Mendengar cerita dari cerpen itu aku tertegun. Aku berpikir kembali, apakah aku benar-benar ingin menemui si mimpi yang datang setiap pesta sunyiku. Aku sudah bosan dengan kehadirannya yang datang tanpa diudang, merusak pesta yang aku gelar hanya untukku. Tapi ia selalu hadir mengganggu.
"bagaimana, apakah kau masih ingnin menemui mimpi?"
"ya, aku ingin menemuinya."
“aku hanya ingin agar kau mau ikut denganku, membatuku menemui mimpiku, 'mimpi aku ingin bercerita'.” Aku tak peduli apakah aku seperti mereka atau tidak."
“Anak muda, Jika memang kau ingin seperti mereka yang dengan mudah bercerita, ikutilah caranya”
“aku bukan plagiat”
“siapa yang bilang bahwa kau plagiat? Aku hanya mengatakan bahwa bila kamu ingin seperti mereka yang dengan gampang membuat cerita, membuallah, jadikan dirimu gila.!
“Apa? Menjadikan gila bagi diriku sendiri, menggilakan diri!?”
“Bukankah kamu ingin meraih mimpi bodohmu itu, mimpi ingin bercerita?!”
“maka saranku, gilakan diri kamu”
“Apa? Menggilakan diri?!”
“Kenapa?! Kau tak mau menggilakan diri, maka jangan harap kau bisa bercerita!”
***
Teringat kembali olehku seorang tamu tanpa undangan yang hadir dalam pesta sunyiku. Ia memperkenalkan dirinya “aku mimpi”. Ia kemudian merusak acaraku, memporak-porandakan pesta yang kugelar. Memakan segala hidangan yang aku sajikan untukku sendiri. Menghabiskan semua minuman hingga tak tersisa. Lalu ia pergi begitu saja tanpa pamit. Tanpa minta maaf, tanpa basa basi, ia mengghilang begitu saja.
“Gimana? Jadi mengajakku?” Tanya si cerpen mengagetkan lamunanku.
“Ya. Kamu harus ikut aku.”
“Sungguh?! Kamu mau menjadikan dirimu gila?!”
“Ya. Aku mau menggilakan diriku jika memang itu syarat agar kau mau ikut denganku. Aku ingin membalas dendam kepada mimpi yang merusak acaraku. Aku ingin membuatnya merengek-rengek meminta maaf kepadaku.”
“jika itu tujuannmu, aku tak mau ikut denganmu. balas dendam dilarang agama. Dan kau tau itu.”

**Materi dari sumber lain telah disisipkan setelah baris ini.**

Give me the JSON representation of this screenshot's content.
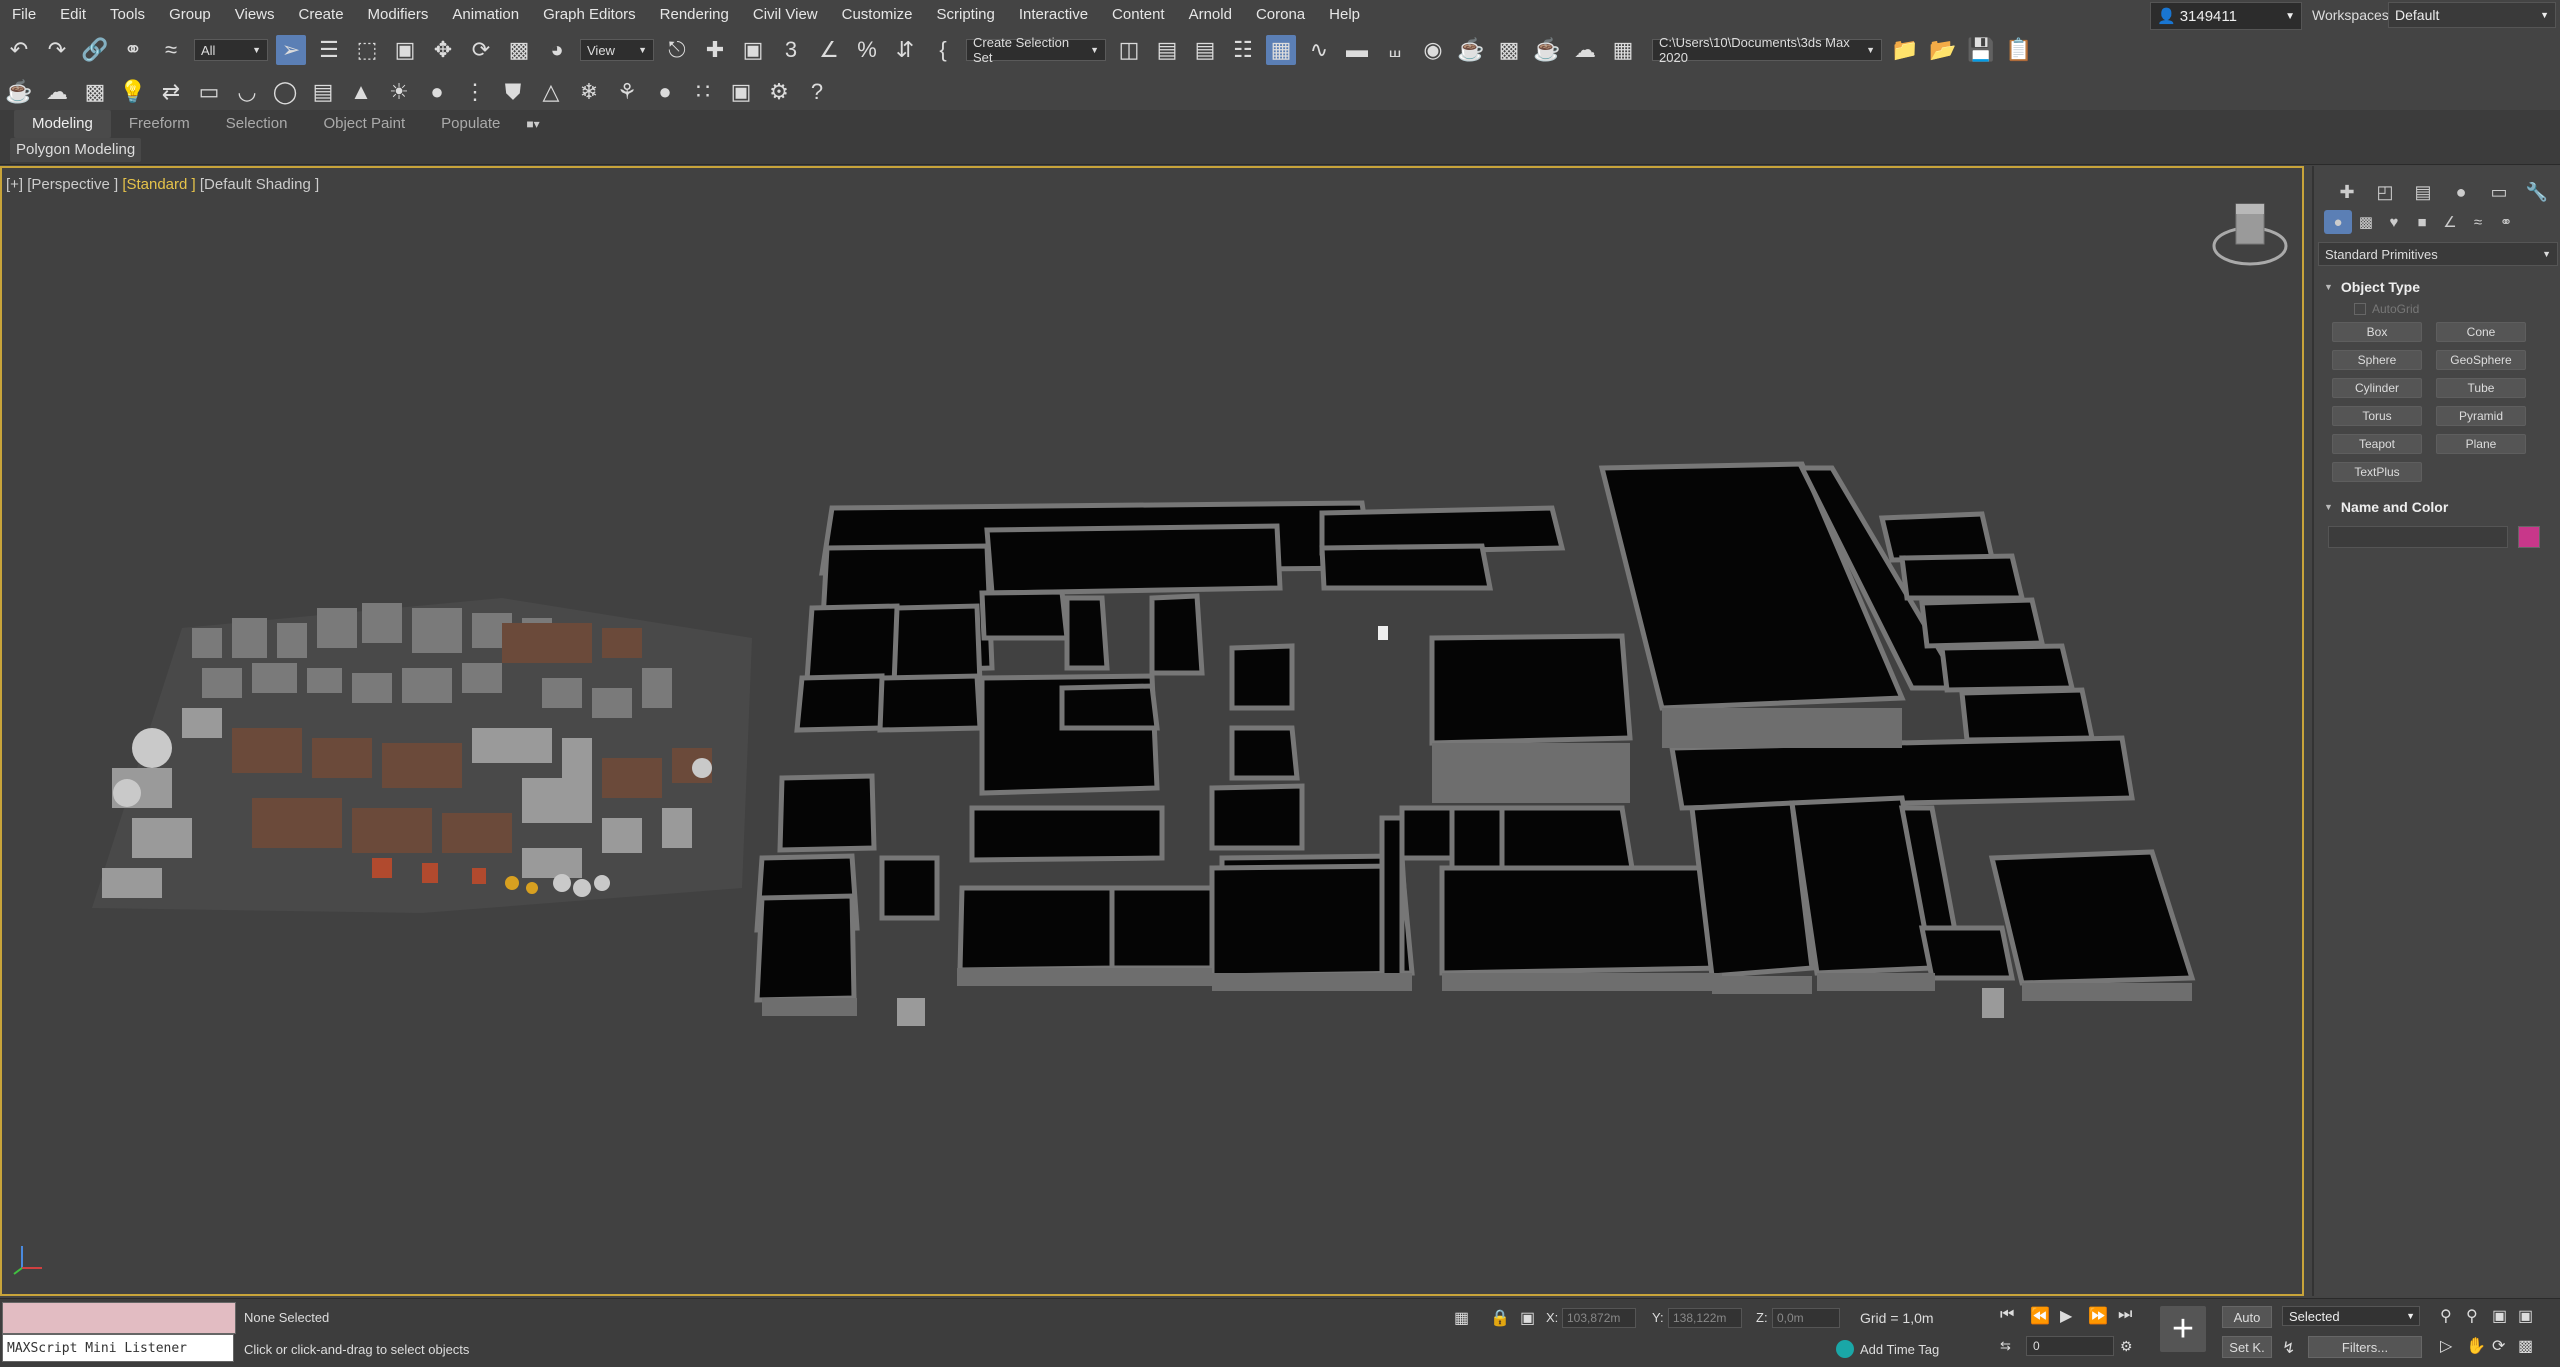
{
  "menubar": {
    "items": [
      "File",
      "Edit",
      "Tools",
      "Group",
      "Views",
      "Create",
      "Modifiers",
      "Animation",
      "Graph Editors",
      "Rendering",
      "Civil View",
      "Customize",
      "Scripting",
      "Interactive",
      "Content",
      "Arnold",
      "Corona",
      "Help"
    ],
    "user": "3149411",
    "workspaces_label": "Workspaces:",
    "workspace_value": "Default"
  },
  "toolbar": {
    "selection_filter": "All",
    "reference_coord": "View",
    "selection_set": "Create Selection Set",
    "project_path": "C:\\Users\\10\\Documents\\3ds Max 2020"
  },
  "ribbon": {
    "tabs": [
      "Modeling",
      "Freeform",
      "Selection",
      "Object Paint",
      "Populate"
    ],
    "panel": "Polygon Modeling"
  },
  "viewport": {
    "label_prefix": "[+] [Perspective ]",
    "label_standard": "[Standard ]",
    "label_shading": "[Default Shading ]"
  },
  "command_panel": {
    "category": "Standard Primitives",
    "object_type_title": "Object Type",
    "autogrid": "AutoGrid",
    "primitives": [
      "Box",
      "Cone",
      "Sphere",
      "GeoSphere",
      "Cylinder",
      "Tube",
      "Torus",
      "Pyramid",
      "Teapot",
      "Plane",
      "TextPlus"
    ],
    "name_color_title": "Name and Color",
    "object_color": "#c8378a"
  },
  "statusbar": {
    "maxscript_label": "MAXScript Mini Listener",
    "selection_status": "None Selected",
    "prompt": "Click or click-and-drag to select objects",
    "x_label": "X:",
    "x_value": "103,872m",
    "y_label": "Y:",
    "y_value": "138,122m",
    "z_label": "Z:",
    "z_value": "0,0m",
    "grid": "Grid = 1,0m",
    "add_time_tag": "Add Time Tag",
    "auto_key": "Auto",
    "set_key": "Set K.",
    "key_filter": "Selected",
    "frame": "0",
    "filters": "Filters..."
  }
}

“baiklah, aku tak akan balas dendam kepada mimpi, aku hanya ingin menjabat tangannya, berkanalan dengan dirinya dan meminta kepadanya untuk memberikan yang dibawanya ketika datang dalam pesta sunyiku. Ketika itu ia membawa sebuah kado. Kado berbentuk aneh.
“Aku Ingin Bercerita”
“kalau itu niatmu, baiklah aku mau ikut denganmu untuk menemui si mimpi. Tapi ke mana kau akan membawaku?!”
Aku diam tak bisa menjawab, ke mana ya? Aku akan membawa cerpen.
***
“ke mana? ” tanyanya lagi
Ya ke mana? Aku berpikir keras, belum juga aku temukan tujuan ke mana akan kubawa cerpen.
“KE MANA?” KE MANA?” KE MANA?” KE MANA?”
Ke……
“ke …….”
Ya ke…….
“Sudah jangan terlalu dipikirkan. bawa saja aku ke mana-mana.Hei lihatlah, itu si mimpi datang sendiri ke sini. Hampiri ia, jabat tangannya, eh jangan lupa siapkan senyummu.”
Si mimpi itu datang tiba-tiba seperti ketika ia datang dalam pesta sunyiku kala itu.
“ini hadiah untukmu” kata si mimpi seraya memberikan kado “aku ingin bercerita”.
Kulirik cerpen yang ada di sampingku. Ia tersenyum, senyum pertama yang aku lihat semenjak aku berkenalan dengannya. Lalu ia berbisik ke telingaku “Selamat. Kau sudah gila!”.